Am trying to stay positive and strong though.
Posted: Tue Dec 17, 2013 9:35 am
by 4EverMe
It's okay that you asked! They happened when I was in my 20's. I'm now 41. It's kinda funny that some people still guess me to be in my 20's to early 30's. It's even stranger to bring that up in this conversation- Lol. I had to think of something positive, I guess!
Thank you for your empathy. And, no. A person's mental health cannot cause a miscarriage! Too much stress can maybe contribute, but not your mental health!
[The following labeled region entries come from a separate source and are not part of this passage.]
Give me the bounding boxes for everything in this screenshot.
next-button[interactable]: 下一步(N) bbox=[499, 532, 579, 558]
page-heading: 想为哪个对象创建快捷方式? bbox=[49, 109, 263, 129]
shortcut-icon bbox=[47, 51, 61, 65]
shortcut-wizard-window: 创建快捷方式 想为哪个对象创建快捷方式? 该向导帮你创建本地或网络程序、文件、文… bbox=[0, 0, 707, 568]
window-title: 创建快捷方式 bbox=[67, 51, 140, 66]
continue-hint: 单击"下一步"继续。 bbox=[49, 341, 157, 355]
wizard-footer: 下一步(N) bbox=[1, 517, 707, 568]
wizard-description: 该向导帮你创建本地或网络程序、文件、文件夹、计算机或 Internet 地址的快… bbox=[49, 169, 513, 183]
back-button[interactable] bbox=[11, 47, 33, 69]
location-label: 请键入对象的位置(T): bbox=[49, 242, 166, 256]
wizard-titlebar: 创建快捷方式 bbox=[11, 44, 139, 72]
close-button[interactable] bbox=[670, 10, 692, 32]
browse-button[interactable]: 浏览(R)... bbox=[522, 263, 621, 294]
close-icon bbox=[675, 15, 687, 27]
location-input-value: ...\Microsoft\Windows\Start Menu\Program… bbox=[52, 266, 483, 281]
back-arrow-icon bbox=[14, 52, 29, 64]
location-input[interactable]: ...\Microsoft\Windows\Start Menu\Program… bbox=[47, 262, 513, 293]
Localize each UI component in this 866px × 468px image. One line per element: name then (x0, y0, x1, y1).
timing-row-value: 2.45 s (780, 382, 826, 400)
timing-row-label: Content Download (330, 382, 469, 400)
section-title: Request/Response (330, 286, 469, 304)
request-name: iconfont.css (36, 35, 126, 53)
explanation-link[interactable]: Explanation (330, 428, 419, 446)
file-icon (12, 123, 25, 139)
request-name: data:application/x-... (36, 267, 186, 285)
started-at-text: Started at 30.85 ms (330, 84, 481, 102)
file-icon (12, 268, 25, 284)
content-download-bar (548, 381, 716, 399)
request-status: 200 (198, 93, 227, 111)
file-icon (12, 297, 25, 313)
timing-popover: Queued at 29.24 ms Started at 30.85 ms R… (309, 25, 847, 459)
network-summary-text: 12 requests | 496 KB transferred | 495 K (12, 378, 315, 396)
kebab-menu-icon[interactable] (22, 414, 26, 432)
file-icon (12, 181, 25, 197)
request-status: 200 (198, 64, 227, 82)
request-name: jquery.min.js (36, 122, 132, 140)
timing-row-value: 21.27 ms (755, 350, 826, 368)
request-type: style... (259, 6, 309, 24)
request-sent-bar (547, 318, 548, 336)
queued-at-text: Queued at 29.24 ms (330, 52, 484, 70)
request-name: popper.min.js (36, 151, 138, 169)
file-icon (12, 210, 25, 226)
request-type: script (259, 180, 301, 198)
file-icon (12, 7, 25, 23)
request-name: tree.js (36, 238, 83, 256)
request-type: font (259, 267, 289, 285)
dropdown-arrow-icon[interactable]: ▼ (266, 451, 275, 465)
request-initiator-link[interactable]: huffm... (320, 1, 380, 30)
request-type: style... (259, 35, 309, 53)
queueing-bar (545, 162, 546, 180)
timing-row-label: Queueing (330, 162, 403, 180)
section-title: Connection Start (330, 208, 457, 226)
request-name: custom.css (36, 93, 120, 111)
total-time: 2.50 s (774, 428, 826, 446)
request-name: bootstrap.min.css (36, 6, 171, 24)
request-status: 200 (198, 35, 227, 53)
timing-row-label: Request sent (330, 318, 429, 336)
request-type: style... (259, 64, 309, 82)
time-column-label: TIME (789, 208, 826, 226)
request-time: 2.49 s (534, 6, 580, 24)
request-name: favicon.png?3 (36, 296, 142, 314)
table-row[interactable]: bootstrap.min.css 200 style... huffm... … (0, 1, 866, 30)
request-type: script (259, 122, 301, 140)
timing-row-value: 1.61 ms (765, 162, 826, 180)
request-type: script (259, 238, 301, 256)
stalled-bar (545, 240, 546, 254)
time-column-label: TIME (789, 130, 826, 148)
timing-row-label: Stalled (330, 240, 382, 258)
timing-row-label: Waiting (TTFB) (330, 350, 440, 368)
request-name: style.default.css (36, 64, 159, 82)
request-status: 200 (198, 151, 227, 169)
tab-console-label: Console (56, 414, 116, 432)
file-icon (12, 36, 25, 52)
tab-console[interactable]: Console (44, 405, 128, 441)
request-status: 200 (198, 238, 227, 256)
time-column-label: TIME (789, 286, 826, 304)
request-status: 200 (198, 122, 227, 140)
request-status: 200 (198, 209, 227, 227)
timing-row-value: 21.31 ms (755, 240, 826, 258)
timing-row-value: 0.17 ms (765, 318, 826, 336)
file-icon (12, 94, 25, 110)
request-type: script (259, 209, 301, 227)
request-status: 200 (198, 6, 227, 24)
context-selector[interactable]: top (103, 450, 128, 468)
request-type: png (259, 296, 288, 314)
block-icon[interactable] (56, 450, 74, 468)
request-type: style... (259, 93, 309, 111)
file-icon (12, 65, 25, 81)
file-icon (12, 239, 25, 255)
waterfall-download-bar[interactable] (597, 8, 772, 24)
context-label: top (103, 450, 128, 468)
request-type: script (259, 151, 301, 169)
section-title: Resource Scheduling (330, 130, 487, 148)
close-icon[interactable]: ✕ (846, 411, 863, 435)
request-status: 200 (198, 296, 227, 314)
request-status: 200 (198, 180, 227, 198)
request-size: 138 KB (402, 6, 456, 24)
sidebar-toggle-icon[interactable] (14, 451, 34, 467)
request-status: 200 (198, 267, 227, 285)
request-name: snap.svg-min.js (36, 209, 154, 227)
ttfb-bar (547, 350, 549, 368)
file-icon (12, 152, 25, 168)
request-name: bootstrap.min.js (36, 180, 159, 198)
Posted: Tue Dec 17, 2013 9:55 am
by CrazyLady17
Ah thank you for sharing that with me and of course in my thread! Ah okay! Aha yes I thought you was like mid 20's erm okay.... Well that's come as a pretty damn shock to me LOL! I guess it's the way you type and come across as you sound pretty young and crazy and wild to me! Woo! I like it aha

anyway, back to the serious shizzle....!
Yes I suppose so.. But I still blame myself though? How can I ever forgive myself and stop blaming myself seriously?